Sulfur continues to offer promise in the energy storage realm. Low- cost lithium sulfur batteries were just a research topic a few years ago, and are now moving closer to practicality with new developments that could offer four times the energy storage of lithium-ion batteries.
Researchers at Oak Ridge National Laboratory have developed a technique that uses a solid electrolyte to produce a stable, low-cost, sulfur-based battery. "The new ionically-conductive cathode enabled the ORNL battery to maintain a capacity of 1200 milliamp-hours (mAh) per gram after 300 charge-discharge cycles at 60 degrees Celsius. For comparison, a traditional lithium-ion battery cathode has an average capacity between 140-170 mAh/g. Because lithium-sulfur batteries deliver about half the voltage of lithium-ion versions, this eight-fold increase in capacity demonstrated in the ORNL battery cathode translates into four times the gravimetric energy density of lithium-ion technologies."

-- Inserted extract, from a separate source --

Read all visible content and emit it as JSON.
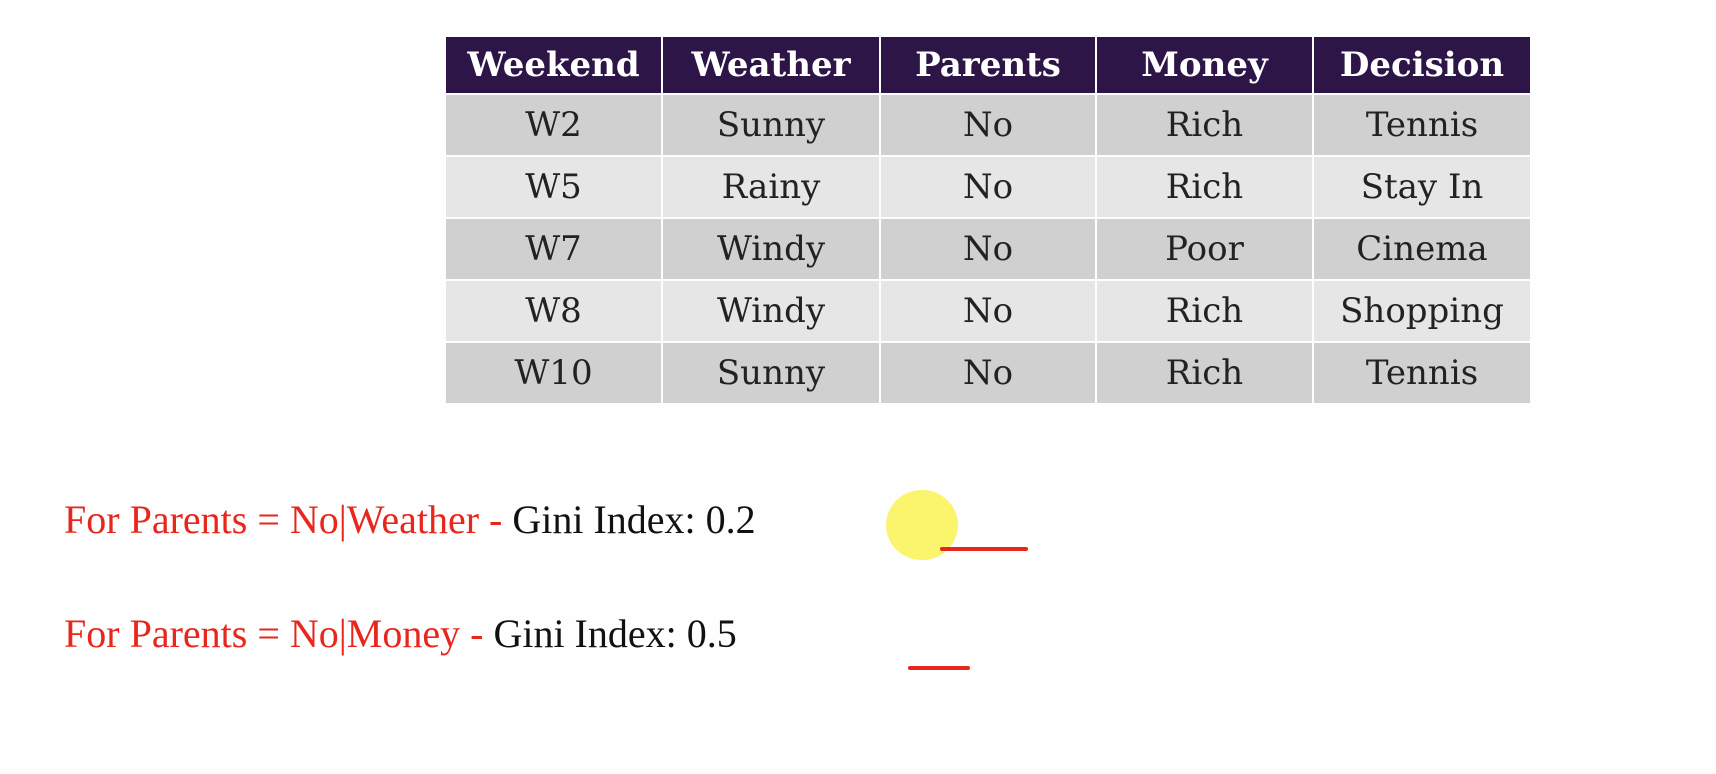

Sulfur is a plentiful element, and is often a waste product of industrial processes, making it very cheap and readily available. Sulfur based batteries are also said to be less prone to instability and accidental fire than present lithium ion batteries are in part because the electrolytes are solid rather than liquid.
Sulfur has been part of large-scale sodium sulfur batteries for many years, but that technology requires high temperatures, and is best suited for industrial applications. The new developments offer the possibility of bringing sulfur-based batteries to consumer level applications.